Injection Shilling Attack Tool for Recommender Systems. 2021 26th International Computer Conference, Computer Society of Iran (CSICC). :1—4.
Recommender systems help people in finding a particular item based on their preference from a wide range of products in online shopping rapidly. One of the most popular models of recommendation systems is the Collaborative Filtering Recommendation System (CFRS) that recommend the top-K items to active user based on peer grouping user ratings. The implementation of CFRS is easy and it can easily be attacked by fake users and affect the recommendation. Fake users create a fake profile to attack the RS and change the output of it. Different attack types with different features and attacking methods exist in which decrease the accuracy.
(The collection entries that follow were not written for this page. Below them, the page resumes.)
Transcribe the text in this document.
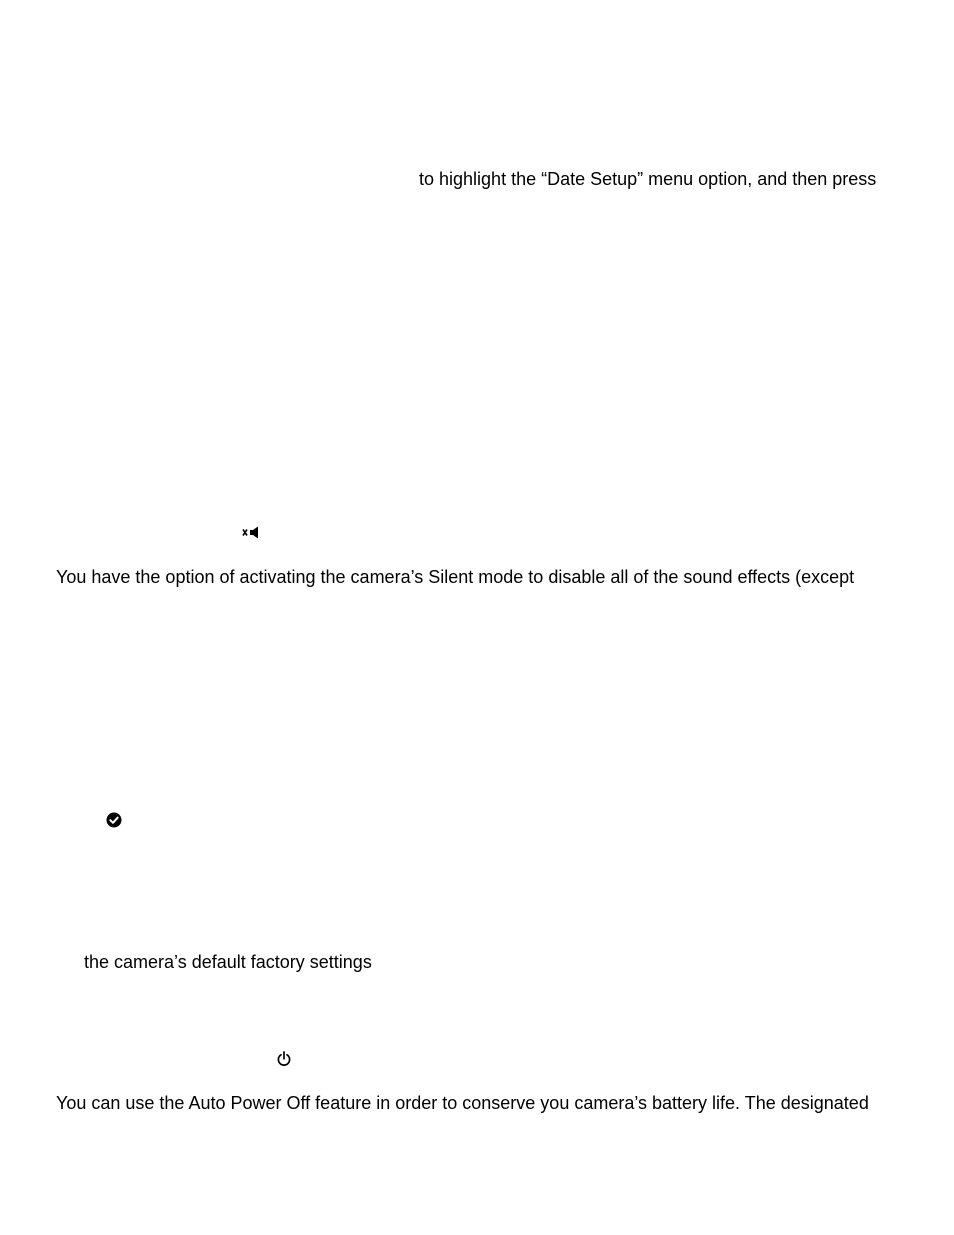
to highlight the “Date Setup” menu option, and then press
You have the option of activating the camera’s Silent mode to disable all of the sound effects (except
the camera’s default factory settings
You can use the Auto Power Off feature in order to conserve you camera’s battery life. The designated
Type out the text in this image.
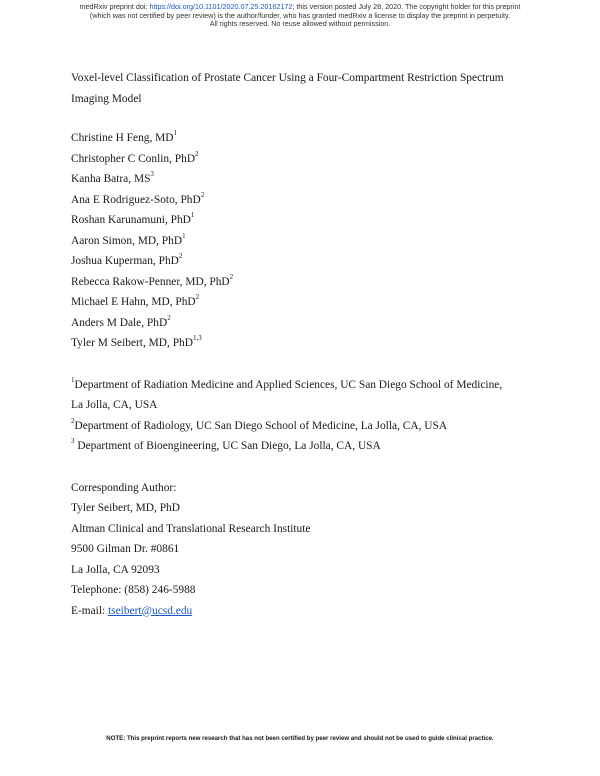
medRxiv preprint doi: https://doi.org/10.1101/2020.07.25.20162172; this version posted July 28, 2020. The copyright holder for this preprint
(which was not certified by peer review) is the author/funder, who has granted medRxiv a license to display the preprint in perpetuity.
All rights reserved. No reuse allowed without permission.
Voxel-level Classification of Prostate Cancer Using a Four-Compartment Restriction Spectrum
Imaging Model
Christine H Feng, $MD^1$
Christopher C Conlin, PhD$^2$
Kanha Batra, $MS^3$
Ana E Rodriguez-Soto, PhD$^2$
Roshan Karunamuni, PhD$^1$
Aaron Simon, MD, PhD$^1$
Joshua Kuperman, PhD$^2$
Rebecca Rakow-Penner, MD, PhD$^2$
Michael E Hahn, MD, PhD$^2$
Anders M Dale, PhD$^2$
Tyler M Seibert, MD, PhD$^{1,3}$
$^1$Department of Radiation Medicine and Applied Sciences, UC San Diego School of Medicine,
La Jolla, CA, USA
$^2$Department of Radiology, UC San Diego School of Medicine, La Jolla, CA, USA
$^3$ Department of Bioengineering, UC San Diego, La Jolla, CA, USA
Corresponding Author:
Tyler Seibert, MD, PhD
Altman Clinical and Translational Research Institute
9500 Gilman Dr. #0861
La Jolla, CA 92093
Telephone: (858) 246-5988
E-mail: tseibert@ucsd.edu
NOTE: This preprint reports new research that has not been certified by peer review and should not be used to guide clinical practice.
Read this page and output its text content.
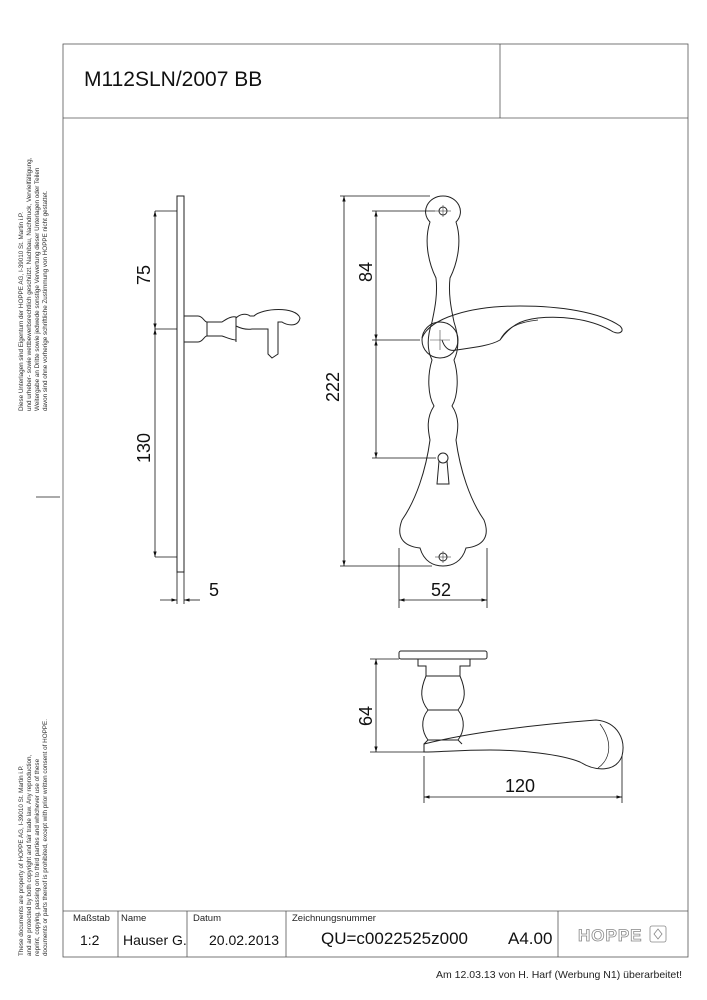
75
130
5
84
222
52
64
120
HOPPE
M112SLN/2007 BB
Diese Unterlagen sind Eigentum der HOPPE AG, I-39010 St. Martin i.P. und urheber- sowie wettbewerbsrechtlich geschützt. Nachbau, Nachdruck, Vervielfältigung, Weitergabe an Dritte sowie jedwede sonstige Verwertung dieser Unterlagen oder Teilen davon sind ohne vorherige schriftliche Zustimmung von HOPPE nicht gestattet.
These documents are property of HOPPE AG, I-39010 St. Martin i.P. and are protected by both copyright and fair trade law. Any reproduction, reprint, copying, passing on to third parties and whichever use of these documents or parts thereof is prohibited, except with prior written consent of HOPPE.	Maßstab
1:2
Name
Hauser G.
Datum
20.02.2013
Zeichnungsnummer
QU=c0022525z000 A4.00
Am 12.03.13 von H. Harf (Werbung N1) überarbeitet!
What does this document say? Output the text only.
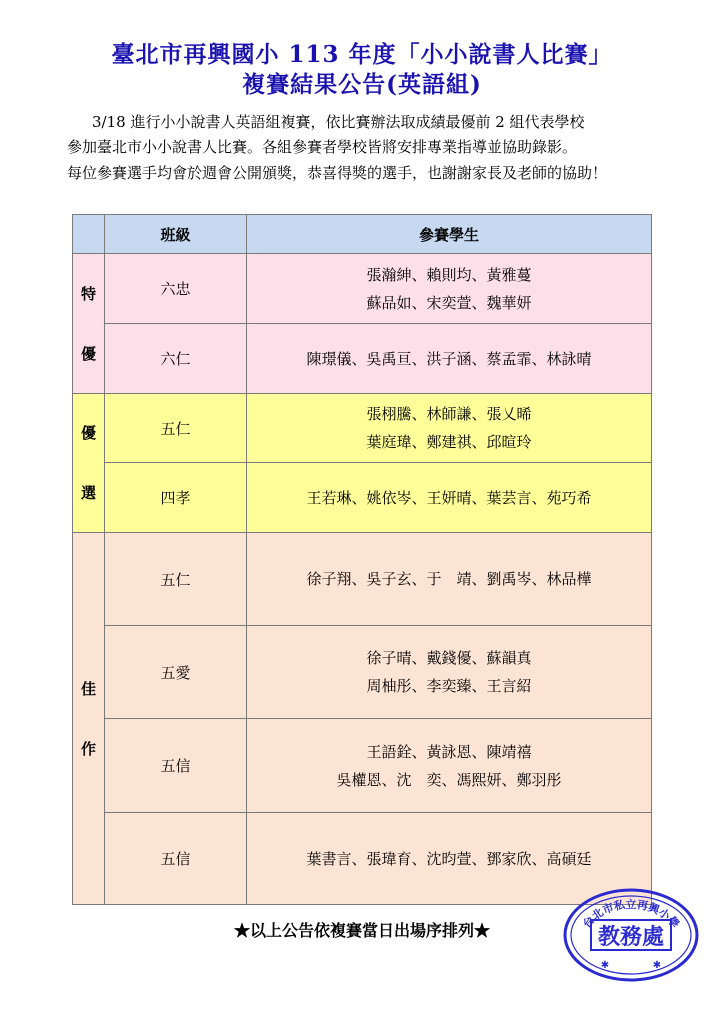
臺北市再興國小 113 年度「小小說書人比賽」
複賽結果公告(英語組)
3/18 進行小小說書人英語組複賽，依比賽辦法取成績最優前 2 組代表學校
參加臺北市小小說書人比賽。各組參賽者學校皆將安排專業指導並協助錄影。
每位參賽選手均會於週會公開頒獎，恭喜得獎的選手，也謝謝家長及老師的協助！
	班級	參賽學生

特
優	六忠	張瀚紳、賴則均、黃雅蔓
蘇品如、宋奕萱、魏華妍

	六仁	陳璟儀、吳禹亘、洪子涵、蔡孟霏、林詠晴

優
選	五仁	張栩騰、林師謙、張乂晞
葉庭瑋、鄭建祺、邱暄玲

	四孝	王若琳、姚依岑、王妍晴、葉芸言、苑巧希

佳
作	五仁	徐子翔、吳子玄、于　靖、劉禹岑、林品樺

	五愛	徐子晴、戴錢優、蘇韻真
周柚彤、李奕臻、王言紹

	五信	王語銓、黃詠恩、陳靖禧
吳權恩、沈　奕、馮熙妍、鄭羽彤

	五信	葉書言、張瑋育、沈昀萱、鄧家欣、高碩廷
★以上公告依複賽當日出場序排列★	台北市私立再興小學
教務處
✱	✱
It is important to detect fake users, remove their rating from rating matrix and recognize the items has been attacked. In the recent years, many algorithms have been proposed to detect the attackers but first, researchers have to inject the attack type into their dataset and then evaluate their proposed approach. The purpose of this article is to develop a tool to inject the different attack types to datasets. Proposed tool constructs a new dataset containing the fake users therefore researchers can use it for evaluating their proposed attack detection methods. Researchers could choose the attack type and the size of attack with a user interface of our proposed tool easily.